Si vous investissez à l’étranger, un dollar plus faible est une bonne nouvelle. Les gains en devises étrangères sont renforcés une fois convertis en USD. Les exportateurs en bénéficient également — les produits américains deviennent plus compétitifs, ce qui peut stimuler les ventes.

Les investisseurs sur les marchés émergents accueillent aussi favorablement un dollar plus souple. Cela réduit la pression sur le remboursement de la dette et favorise les flux de capitaux. Mais attention : le dollar pourrait rebondir rapidement en cas de choc géopolitique ou de surprise de la Fed. Le chemin reste incertain.

Points de vue des grandes institutions

Plusieurs grandes institutions adoptent une vision prudente quant à la direction du dollar.

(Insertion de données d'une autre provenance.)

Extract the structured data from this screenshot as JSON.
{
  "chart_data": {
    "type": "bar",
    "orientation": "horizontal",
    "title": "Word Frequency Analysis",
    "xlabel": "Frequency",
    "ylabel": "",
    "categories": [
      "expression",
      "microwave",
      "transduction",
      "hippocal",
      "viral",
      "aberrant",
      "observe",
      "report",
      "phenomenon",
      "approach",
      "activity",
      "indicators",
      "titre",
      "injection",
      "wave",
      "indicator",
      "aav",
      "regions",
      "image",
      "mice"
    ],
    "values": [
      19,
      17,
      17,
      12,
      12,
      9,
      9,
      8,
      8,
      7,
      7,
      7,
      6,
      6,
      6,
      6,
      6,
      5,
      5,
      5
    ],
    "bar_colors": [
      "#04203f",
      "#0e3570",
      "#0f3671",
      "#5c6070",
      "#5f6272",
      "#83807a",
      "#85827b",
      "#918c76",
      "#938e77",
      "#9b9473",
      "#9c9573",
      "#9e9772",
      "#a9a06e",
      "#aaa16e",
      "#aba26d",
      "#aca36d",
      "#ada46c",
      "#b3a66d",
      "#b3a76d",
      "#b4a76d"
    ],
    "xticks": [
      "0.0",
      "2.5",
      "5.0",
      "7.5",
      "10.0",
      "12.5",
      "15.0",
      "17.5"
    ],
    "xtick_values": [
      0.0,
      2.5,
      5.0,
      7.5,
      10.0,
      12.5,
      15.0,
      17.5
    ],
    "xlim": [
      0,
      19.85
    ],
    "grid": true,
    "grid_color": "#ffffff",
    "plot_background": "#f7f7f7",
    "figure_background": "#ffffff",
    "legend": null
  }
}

J.P. Morgan note qu’un affaiblissement du dollar pourrait être un thème majeur en 2025, notamment si les différentiels de taux continuent de se resserrer. Goldman Sachs évoque des pressions baissières potentielles si les risques budgétaires restent élevés. De son côté, la Banque des règlements internationaux montre que, bien que le REER du dollar reste au-dessus de sa moyenne historique, les récents mouvements suggèrent une modération progressive plutôt qu’un retournement brutal.

Conclusion : Et maintenant ?

En résumé, le dollar semble encore légèrement surévalué, mais pas de façon extrême. Son rôle mondial et la solidité relative de l’économie américaine offrent encore un soutien, même si certains indicateurs pointent vers une valorisation plus modérée à l’avenir.

Pour les investisseurs, cela ouvre des opportunités ciblées – notamment dans les actions mondiales, les secteurs exportateurs et les marchés émergents qui bénéficient d’un dollar plus faible. Pour les traders forex, la volatilité actuelle et les écarts de taux offrent des opportunités de trading à court terme, alors que le dollar s’ajuste à des signaux macroéconomiques changeants et aux politiques des banques centrales.

Cela dit, les fluctuations à court terme ne doivent pas être écartées. Des surprises sur les politiques monétaires, des données économiques inattendues ou des événements géopolitiques pourraient affecter la trajectoire du dollar à court terme. À plus long terme, les fondamentaux suggèrent l’émergence probable d’un dollar plus équilibré.